Download or read book Crossroads at Midlife written by Frances Cohen Praver and published by . This book was released on 2008 with total page 0 pages. Available in PDF, EPUB and Kindle. Book excerpt: With medical science, health care, and healthy lifestyles extending our lifespans as never before, more and more midlife adults are finding themselves caring for their aging parents. This role can trigger not only logistical and financial challenges, but also great emotional upheaval. There is a reversal of roles as the child--often in the midst of raising his or her own adolescent or young adult offspring--becomes the caretaker of the parent. A parent's aging and mortality elicits strong feelings of loss, and a stark realization of one's own aging and mortality. Past, present, and future paths converge, and the caretaker is at the center of that crossroads. Psychologist Praver--a specialist working with such caretakers--shows us their inner worlds, and how they used a difficult point in their lives to embark on a journey of self-understanding and self-transformation--a journey toward a more meaningful life for themselves.
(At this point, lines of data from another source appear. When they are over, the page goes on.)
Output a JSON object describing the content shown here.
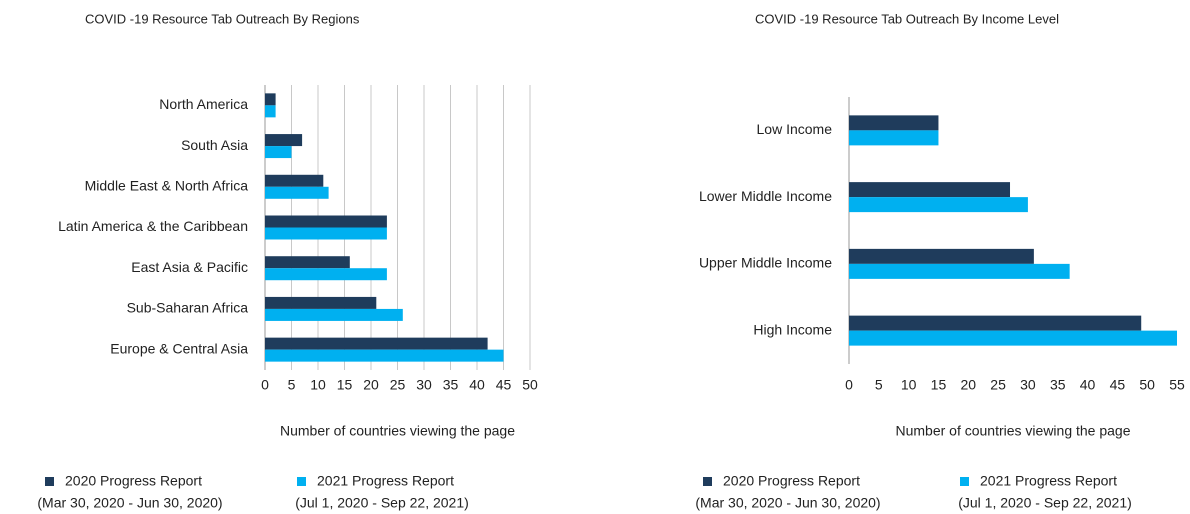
{
  "chart_data": [
    {
      "type": "hbar",
      "title": "COVID -19 Resource Tab Outreach By Regions",
      "categories": [
        "North America",
        "South Asia",
        "Middle East & North Africa",
        "Latin America & the Caribbean",
        "East Asia & Pacific",
        "Sub-Saharan Africa",
        "Europe & Central Asia"
      ],
      "series": [
        {
          "name": "2020 Progress Report",
          "period": "(Mar 30, 2020 - Jun 30, 2020)",
          "color": "#1f3c5c",
          "values": [
            2,
            7,
            11,
            23,
            16,
            21,
            42
          ]
        },
        {
          "name": "2021 Progress Report",
          "period": "(Jul 1, 2020 - Sep 22, 2021)",
          "color": "#00b0f0",
          "values": [
            2,
            5,
            12,
            23,
            23,
            26,
            45
          ]
        }
      ],
      "xlabel": "Number of countries viewing the page",
      "xlim": [
        0,
        50
      ],
      "xticks": [
        0,
        5,
        10,
        15,
        20,
        25,
        30,
        35,
        40,
        45,
        50
      ],
      "grid": true
    },
    {
      "type": "hbar",
      "title": "COVID -19 Resource Tab Outreach By Income Level",
      "categories": [
        "Low Income",
        "Lower Middle Income",
        "Upper Middle Income",
        "High Income"
      ],
      "series": [
        {
          "name": "2020 Progress Report",
          "period": "(Mar 30, 2020 - Jun 30, 2020)",
          "color": "#1f3c5c",
          "values": [
            15,
            27,
            31,
            49
          ]
        },
        {
          "name": "2021 Progress Report",
          "period": "(Jul 1, 2020 - Sep 22, 2021)",
          "color": "#00b0f0",
          "values": [
            15,
            30,
            37,
            55
          ]
        }
      ],
      "xlabel": "Number of countries viewing the page",
      "xlim": [
        0,
        55
      ],
      "xticks": [
        0,
        5,
        10,
        15,
        20,
        25,
        30,
        35,
        40,
        45,
        50,
        55
      ],
      "grid": false
    }
  ]
}
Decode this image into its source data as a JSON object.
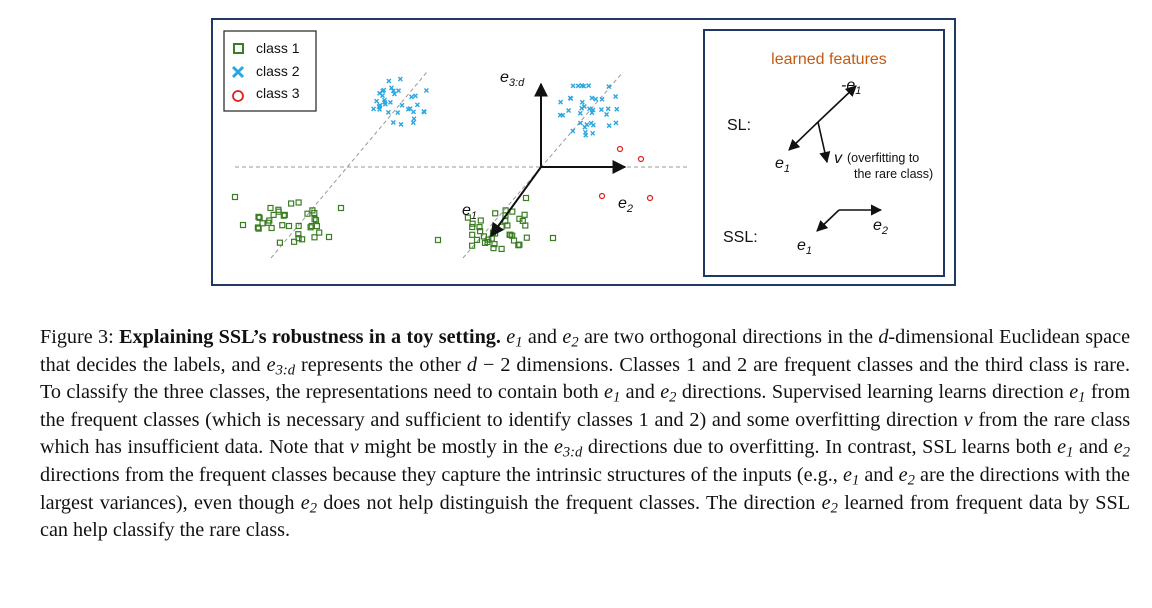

Readers can gain a better understanding of their own lives-- and know they are not alone in their struggles to contend with and find powerful benefits from the emotional side of caring for an aging parent. Distress can become peace of mind, as we see in the stories of men and women who sought Praver's help. Relationships that might be weakened by a caretaker role--relationships between caretakers and their children, spouses, and friends--can actually grow stronger with the experience. Profound issues affecting caretakers are shared in this evocative book, which is an enlightening and enjoyable read.